Collectivité Européenne d’Alsace : la dernière ligne droite !

Alain Howiller sur la gestation de la Collectivité Européenne d’Alsace (CEA) qui verra le jour dans moins de deux mois. Le compte à rebours n’a pas été stoppé par les crises actuelles.

En moins de deux mois, la CEA sera une réalité - à nous d'en faire le maximum ! Foto: Monsieur Fou / Wikimedia Commons / CC-BY-SA 4.0int

(Alain Howiller) – Le conseil des Ministres du 28 Octobre a adopté les deux ordonnances qu’on attendait pour que s’ouvre la voie vers la « Collectivité Européenne d’Alsace » (CEA) créée par la loi du 2 Août 2019. Les deux textes précisent un certain nombre de modalités de mise en œuvre : leur adoption par le Conseil des Ministres s’est faite sur présentation des textes par Jacqueline Gourault, la Ministre de la Cohésion des Territoires et des Relations avec les Collectivités Territoriales qui avait été chargée par le Président de la République de définir le projet de « CEA » qui elle, devait redonner une visibilité à l’Alsace et qui devait, en même temps, lui reconnaître une identité effacée avec son intégration dans la « Région Grand Est ».

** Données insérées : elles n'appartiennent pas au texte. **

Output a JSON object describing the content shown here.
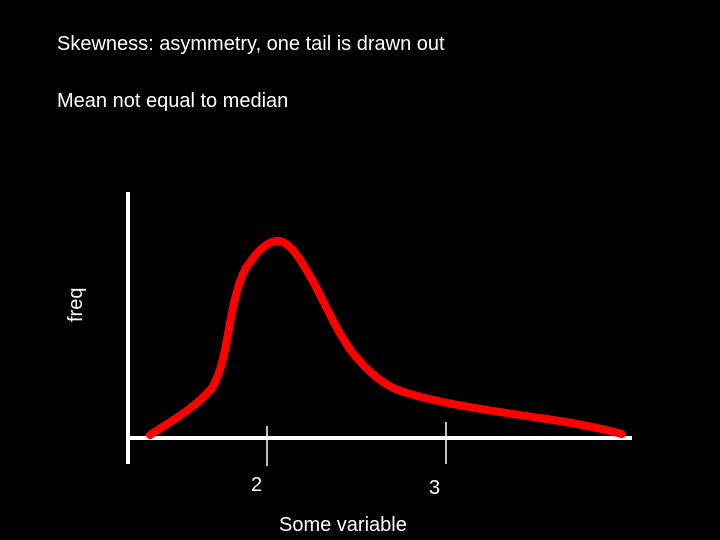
{
  "slide": {
    "title_line_1": "Skewness: asymmetry, one tail is drawn out",
    "title_line_2": "Mean not equal to median"
  },
  "axes": {
    "y_label": "freq",
    "x_label": "Some variable",
    "x_tick_labels": [
      "2",
      "3"
    ]
  },
  "colors": {
    "background": "#000000",
    "text": "#ffffff",
    "axis": "#ffffff",
    "curve": "#ff0000"
  }
}
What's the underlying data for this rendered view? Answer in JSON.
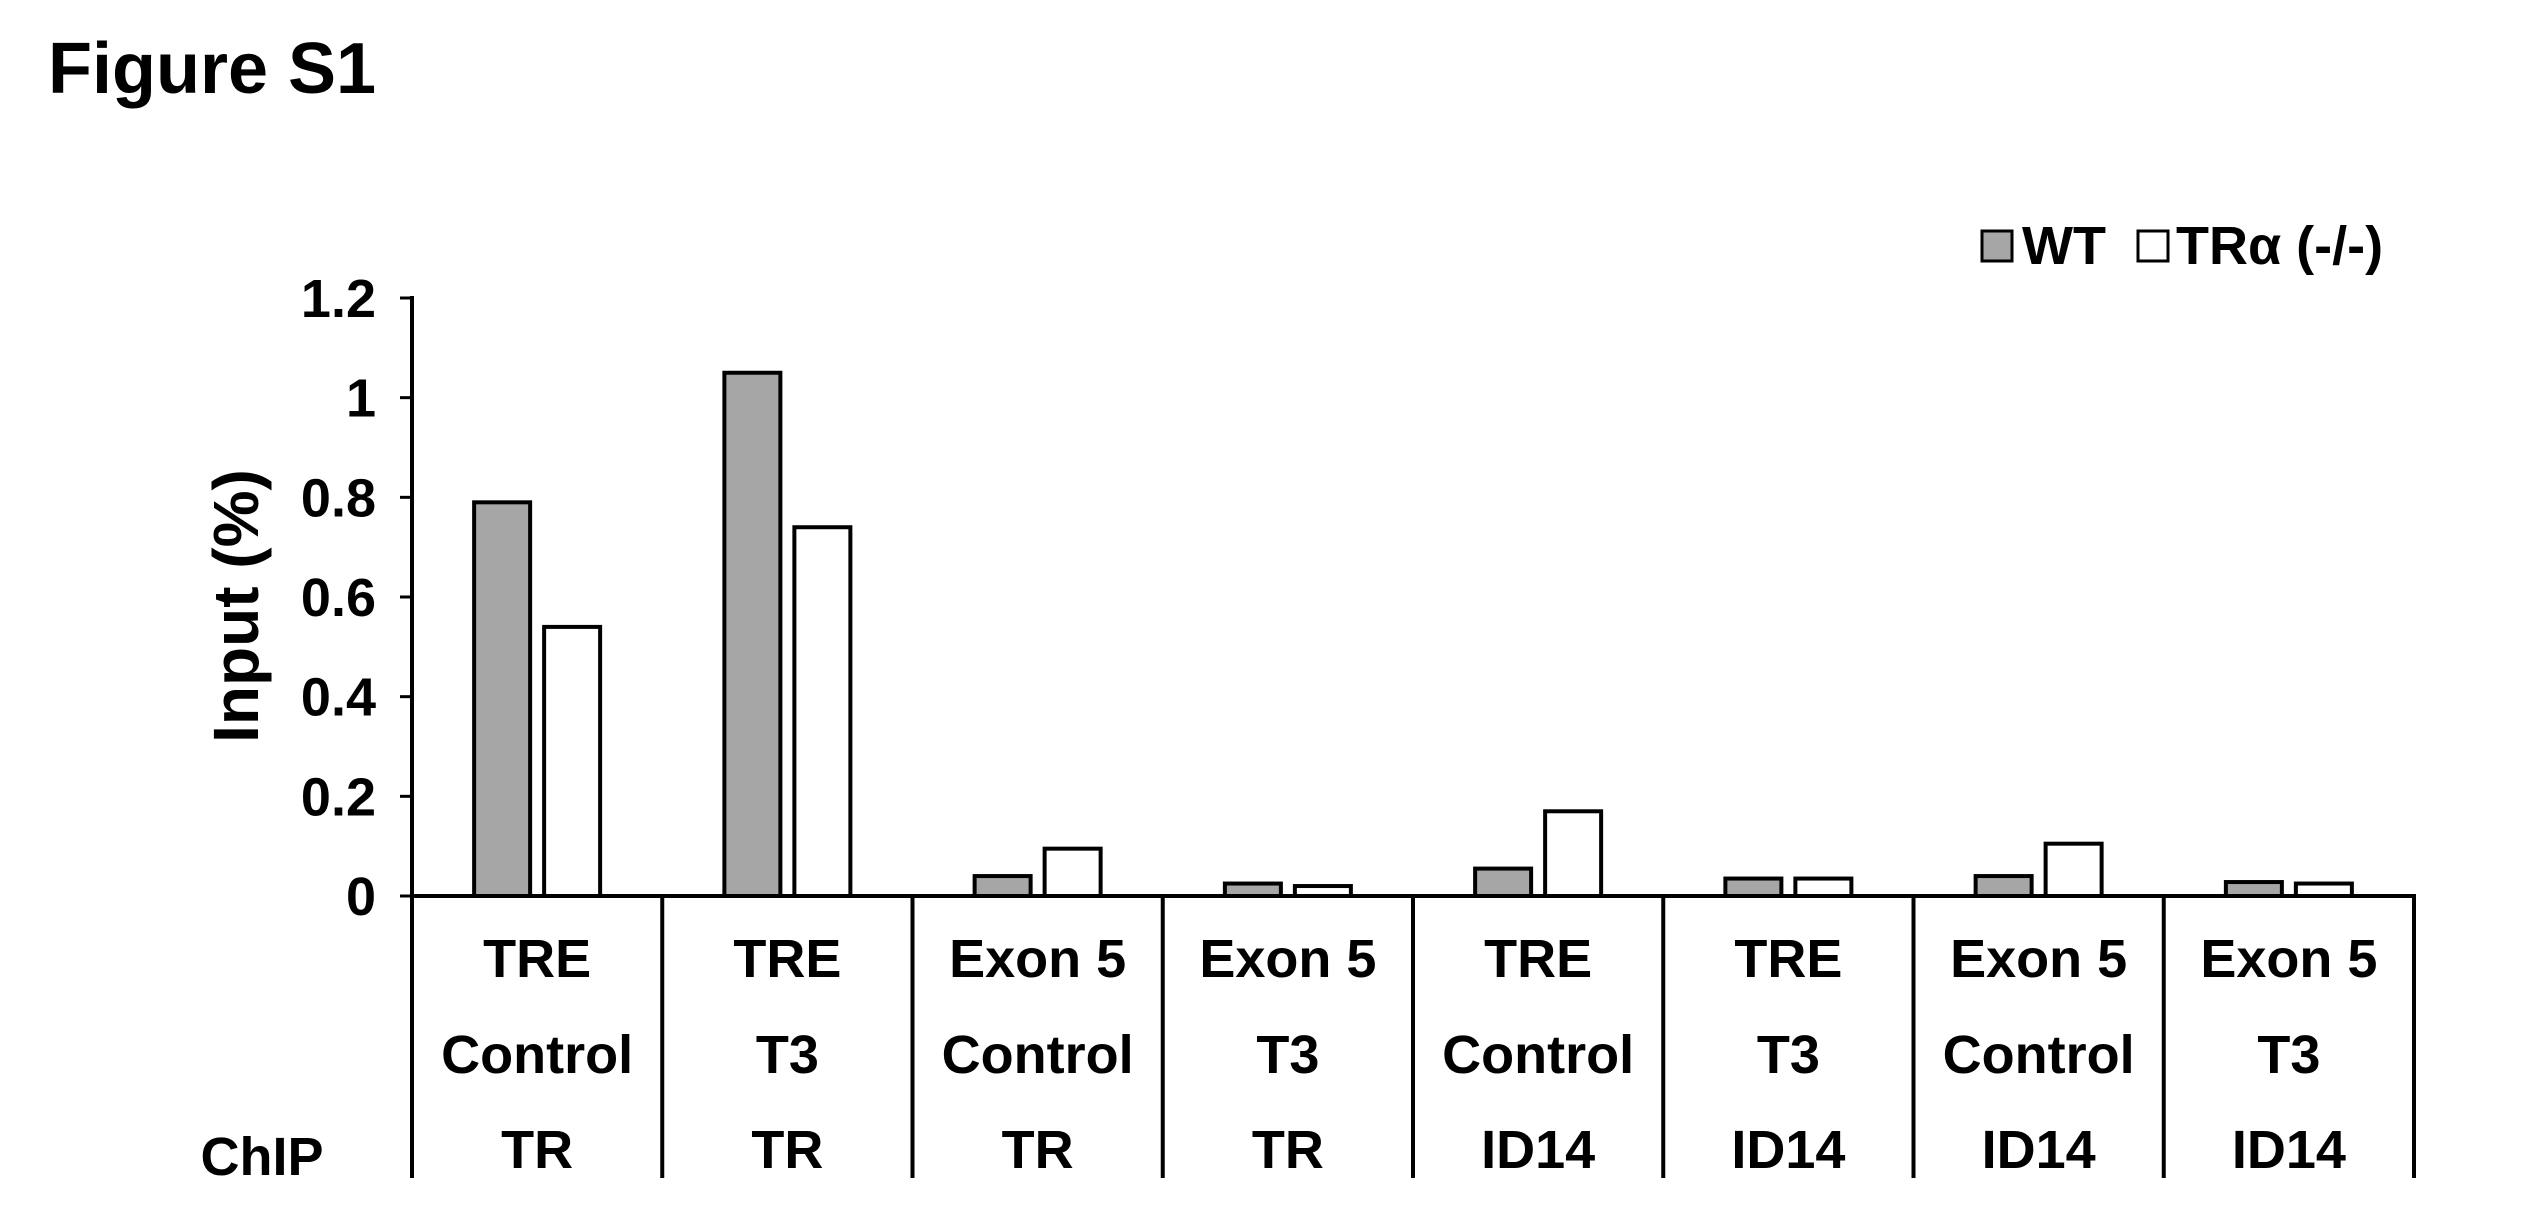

Les sondages avaient révélé, à plusieurs reprises, que plus de 80% des Alsaciens souhaitaient retrouver cette identité : ce sera chose faite à partir du 1er Janvier 2021, sans que, pour autant, l’Alsace quitte le Grand Est dont elle continue de faire partie (…en attendant, disent ceux qui souhaitent aller plus loin pour retrouver une collectivité de plein exercice en dehors de la fusion imposée !).

Macron : souvenirs strasbourgeois ! – Au cours du conseil, Emmanuel Macron a tenu à se féliciter de l’aboutissement d’un projet qu’il a parrainé d’entrée de jeu, sensibilisé qu’il a pu l’être par ses études à Strasbourg à l’Ecole Nationale d’Administration (ENA). Ministre de l’Insertion, Brigitte Klinkert, ancienne Présidente du Conseil Départemental du Haut-Rhin avant de rejoindre le gouvernement de Jean Castex, a tenu, lors du Conseil, à remercier le gouvernement d’avoir porté une CEA pour laquelle elle avait bataillé dès ses anciennes fonctions départementales. L’assemblée constitutive de la nouvelle collectivité se réunira dès le 2 Janvier à Strasbourg où a été établi, à titre transitoire!, le siège de la CEA (1).

En parlant de « siège transitoire », l’ordonnance a écarté (provisoirement !) le débat sur l’adresse de la CEA qui risquait, d’entrée de jeu, de susciter un affrontement entre Strasbourg et Colmar, voire même Mulhouse ! Initialement, le texte fixait le siège à Strasbourg, le terme de « transitoire » a finalement été préféré devant des protestations (essentiellement colmariennes) qui étaient déjà venues miner un terrain fragile !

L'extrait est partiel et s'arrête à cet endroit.